Cork makes a comeback in Wine Country
For a product that has been around hundreds of years, the natural cork industry would seem to be the last type of business to have a need to advertise its product in Wine Country.
But that’s what it did over the holiday season with a $300,000 campaign on local radio and Facebook where area wineries such as Jordan Vineyard and Winery, Francis Ford Coppola Winery and Rutherford Ranch Winery touted their use of natural cork.
While not a massive ad buy, the effort did represent a shift for natural cork producers competing in an estimated $2 billion worldwide marketplace. It comes almost 20 years after being placed on the defensive over cork taint tracked to the chemical 2,4,6-Trichloroanisole, more commonly known as TCA, a natural compound that has been described as turning the smell of a nice bottle of sauvignon blanc into that of a moldy newspaper.
The TCA effects were costly as the natural cork industry slid from a market share of almost 95 percent in the 1990s to currently about two-thirds of the U.S. market, with plastic corks taking up a larger portion. Now the industry, which implemented a massive quality control and testing system in response to cork taint, is starting to get some of its swagger back. It is expanding locally and reporting revenue growth. The ad campaign is the most public example.
“We live in the shadow of a lot of problems that existed 15 or 20 years ago,” said Neil Foster, president of M.A. Silva USA, a Santa Rosa-based business that experienced more than 10 percent revenue growth last year in its cork business. It sells more than 100 million closures annually, ranging from 7 cents to $3 a piece.
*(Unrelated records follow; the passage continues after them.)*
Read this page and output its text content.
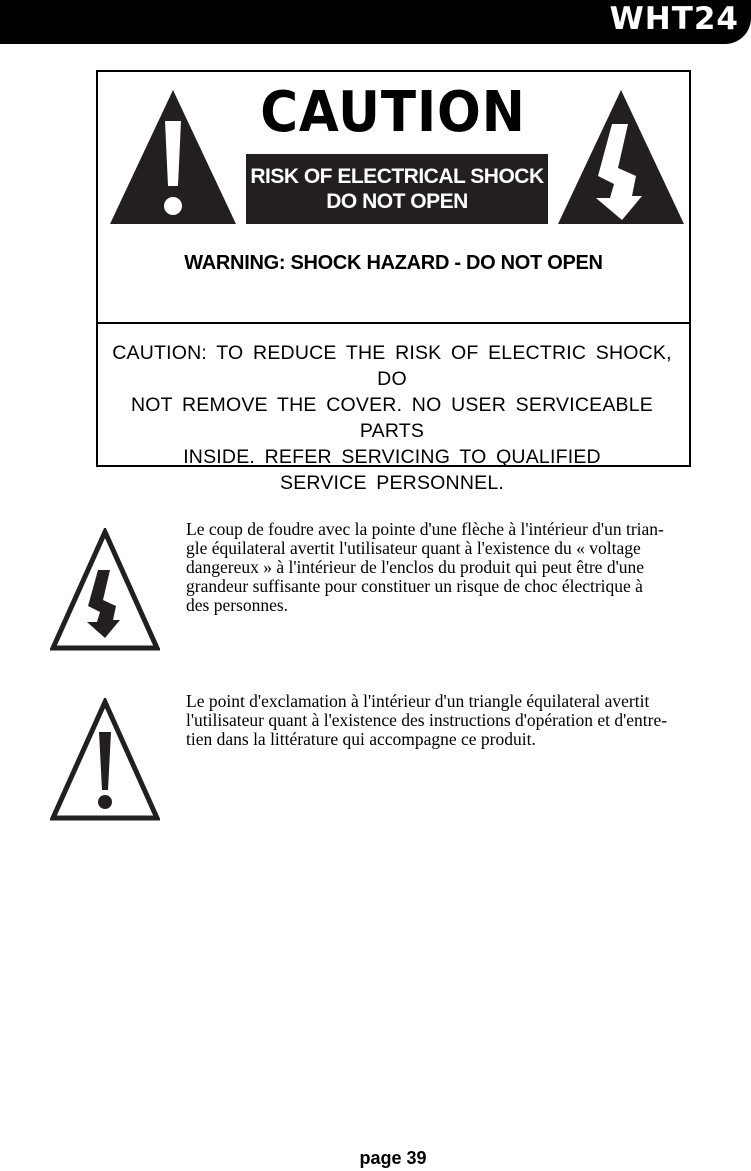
WHT24
CAUTION
RISK OF ELECTRICAL SHOCK
DO NOT OPEN
WARNING: SHOCK HAZARD - DO NOT OPEN
CAUTION: TO REDUCE THE RISK OF ELECTRIC SHOCK, DO
NOT REMOVE THE COVER. NO USER SERVICEABLE PARTS
INSIDE. REFER SERVICING TO QUALIFIED
SERVICE PERSONNEL.
Le coup de foudre avec la pointe d'une flèche à l'intérieur d'un trian-
gle équilateral avertit l'utilisateur quant à l'existence du « voltage
dangereux » à l'intérieur de l'enclos du produit qui peut être d'une
grandeur suffisante pour constituer un risque de choc électrique à
des personnes.
Le point d'exclamation à l'intérieur d'un triangle équilateral avertit
l'utilisateur quant à l'existence des instructions d'opération et d'entre-
tien dans la littérature qui accompagne ce produit.
page 39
“The reality is today’s cork is light years ahead of where it used to be based on the technology we use to test our cork,” Foster added.
The improved quality has translated to growth. The U.S. company, which opened its doors in 2000 and is a partner of a Portuguese family company, is building a $7.5 million facility across the street that will offer additional room for its bottle business and laboratory space where winemakers can participate in elaborate smell tests, with dozens of corks to sample for their choosing. It counts Williams Selyem and Kosta Browne wineries as clients.
“We will have the ability to do much more research and development,” Foster said.
The natural cork industry has been a crucial cog for the North Coast’s wine industry. All the big foreign players have set up their American operations here as well as major distributors targeting the U.S. wine market, the world’s largest.
Besides M.A. Silva USA, those include the Napa-based sister companies, Amorim Cork America Inc. and Portocork, Ganau America in Sonoma, Scott Laboratories Inc. in Petaluma, Lafitte Cork and Capsule in Napa, and Cork Supply USA Inc. in Benicia. Those seven also are members of the Cork Quality Council, a trade group that has set minimum standards for testing the quality of the cork.
Most of the cork sold in the United States is imported from Portugal and Spain, where bark from the cork oak tree is stripped every nine years for the raw material that ultimately ends up as cork. The bark is boiled, graded and then cut into flanks that will be punched into corks, overall about 12 billion annually. They also are washed and screened and tested before being shipped over to the United States.
After their arrival, members of the council also run the cork through independent laboratory testing in addition to whatever tests the companies do at their own U.S. plants, such as for dimension and moisture. For example, M.A. Silva USA was one of the first American facilities to get its own gas chromography and mass spectrometry machine to test for TCA, operated by those who have a background in biochemistry.
“The Cork Quality Council was instrumental in getting everything moving in the right direction,” said Carlos De Jesus, communications director for Portugal-based Corticera Amorim, the largest global producer of cork products. He noted its business for Portocork and Amorim Cork America have seen double-digit growth in recent years and each has about 15 percent of the U.S. market. “It took hundreds of millions to fix the problem.”
The lab efforts have paid off in reducing TCA. The council contends its screenings have shown that TCA levels are now 95 percent lower than in 2001, with taint from natural cork down to less than 1 percent.
“I do think the cork industry has made huge, huge progress,” said Kevin Sea, coordinator of the wine studies program at Santa Rosa Junior College, who has a doctorate degree in biochemistry and molecular biology.